The Human-Faced Desert

It’s been a while since I wrote.

Deliberately I have refused

Every wave of inspiration.

I’ve been silent, hiding

From papers, pens,

Keyboards and everything,

Where one can write on.

I never wanted to dive

Into feelings I didn’t want to want.

I am far too small

To withstand this wave,

Dressed in beads of salt,

That devours Tirana

Let alone me.

I couldn’t admit to myself

That the wave existed, and I

Was a pipsqueak facing it.

I wanted to forget the wave,

And the fragility of my bones.

But here I am, writing…

I couldn’t make it.

I am a chronic failure,

Stunned at the black keyboard

In a failed attempt

To ignore the soaked shirt,

Sleeping past dawn,

And the 100-kilogram heavy head:

Could thoughts weigh so heavily?

No one but words ever managed

To stand with me against this tide.

The city reeks of abandonment;

Feelings have turned cloying and stale.

In this summer heat,

Only the heavy scent of sweat remains,

Along with the droning hum of cicadas.

People have become like deserts.

Drought has draped their faces in her own.

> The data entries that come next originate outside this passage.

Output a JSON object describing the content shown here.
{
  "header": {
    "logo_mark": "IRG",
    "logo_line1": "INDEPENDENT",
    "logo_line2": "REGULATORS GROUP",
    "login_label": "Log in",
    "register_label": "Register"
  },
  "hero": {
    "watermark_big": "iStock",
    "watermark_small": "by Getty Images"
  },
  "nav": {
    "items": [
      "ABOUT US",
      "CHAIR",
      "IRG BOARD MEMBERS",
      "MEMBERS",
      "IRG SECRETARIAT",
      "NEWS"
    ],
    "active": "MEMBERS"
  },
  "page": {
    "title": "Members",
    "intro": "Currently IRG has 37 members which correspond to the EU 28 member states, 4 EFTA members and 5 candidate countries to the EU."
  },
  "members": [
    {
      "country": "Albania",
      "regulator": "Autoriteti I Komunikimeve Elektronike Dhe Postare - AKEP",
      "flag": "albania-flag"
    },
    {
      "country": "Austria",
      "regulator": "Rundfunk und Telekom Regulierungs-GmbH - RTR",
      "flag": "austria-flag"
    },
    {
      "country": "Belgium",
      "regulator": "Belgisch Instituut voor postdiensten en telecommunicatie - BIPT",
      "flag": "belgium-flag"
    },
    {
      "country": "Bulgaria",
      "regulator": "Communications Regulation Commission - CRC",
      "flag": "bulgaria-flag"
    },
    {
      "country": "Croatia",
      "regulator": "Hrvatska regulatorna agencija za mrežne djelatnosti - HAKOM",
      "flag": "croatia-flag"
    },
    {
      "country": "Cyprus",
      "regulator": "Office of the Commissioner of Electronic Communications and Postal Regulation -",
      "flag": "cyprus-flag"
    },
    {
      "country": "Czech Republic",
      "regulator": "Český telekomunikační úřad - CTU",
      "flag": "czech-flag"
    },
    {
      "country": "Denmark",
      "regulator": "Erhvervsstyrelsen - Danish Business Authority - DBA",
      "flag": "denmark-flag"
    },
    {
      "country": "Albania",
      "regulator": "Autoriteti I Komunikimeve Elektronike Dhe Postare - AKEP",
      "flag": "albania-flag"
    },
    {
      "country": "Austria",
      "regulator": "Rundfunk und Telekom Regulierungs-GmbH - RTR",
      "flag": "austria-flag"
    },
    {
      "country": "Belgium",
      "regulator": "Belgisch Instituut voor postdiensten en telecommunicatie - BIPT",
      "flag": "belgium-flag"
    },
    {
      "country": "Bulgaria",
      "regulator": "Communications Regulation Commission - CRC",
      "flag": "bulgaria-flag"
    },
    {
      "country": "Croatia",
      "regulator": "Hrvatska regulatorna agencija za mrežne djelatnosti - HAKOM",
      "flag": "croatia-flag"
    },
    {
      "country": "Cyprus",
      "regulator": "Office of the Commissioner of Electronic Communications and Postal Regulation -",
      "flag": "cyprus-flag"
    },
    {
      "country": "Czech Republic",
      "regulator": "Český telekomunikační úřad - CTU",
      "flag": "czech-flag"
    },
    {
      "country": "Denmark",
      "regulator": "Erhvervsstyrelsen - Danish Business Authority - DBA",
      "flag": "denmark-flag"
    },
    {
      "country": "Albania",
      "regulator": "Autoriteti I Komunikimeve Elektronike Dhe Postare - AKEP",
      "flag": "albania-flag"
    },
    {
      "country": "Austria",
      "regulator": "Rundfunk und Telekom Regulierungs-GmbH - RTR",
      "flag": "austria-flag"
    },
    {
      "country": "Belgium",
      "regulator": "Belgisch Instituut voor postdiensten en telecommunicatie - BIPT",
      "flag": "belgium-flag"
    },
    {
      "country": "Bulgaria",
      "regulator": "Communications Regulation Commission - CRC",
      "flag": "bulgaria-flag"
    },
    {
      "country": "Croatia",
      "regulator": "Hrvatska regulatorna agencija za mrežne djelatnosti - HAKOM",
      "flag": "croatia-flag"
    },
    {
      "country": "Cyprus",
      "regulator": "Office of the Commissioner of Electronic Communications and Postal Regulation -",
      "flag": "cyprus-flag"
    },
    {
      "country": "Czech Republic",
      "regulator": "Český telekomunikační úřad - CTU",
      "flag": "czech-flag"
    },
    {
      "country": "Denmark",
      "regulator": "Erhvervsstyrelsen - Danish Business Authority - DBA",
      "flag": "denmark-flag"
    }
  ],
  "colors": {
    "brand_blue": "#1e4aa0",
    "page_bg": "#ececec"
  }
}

The phantasmagoric stillness of heat can be read in their eyes.

They resemble dry stumps at the height of summer,

Dormant fires, until a cigarette,

Tossed by some passing stranger,

Destroys everything.

In these hopeless conditions,

I chose to let the wave swallow me.

And if it kills me,

At least it will cool me down.

I would have died either way.

Better to drown,

Smileward.

Oh wave, take me,

Today I call out to you.

When the sun falls,

Cradle me in your waters,

Cool, yet warmly filled

With tales and stories

Unknown to this impossible Saharan reality.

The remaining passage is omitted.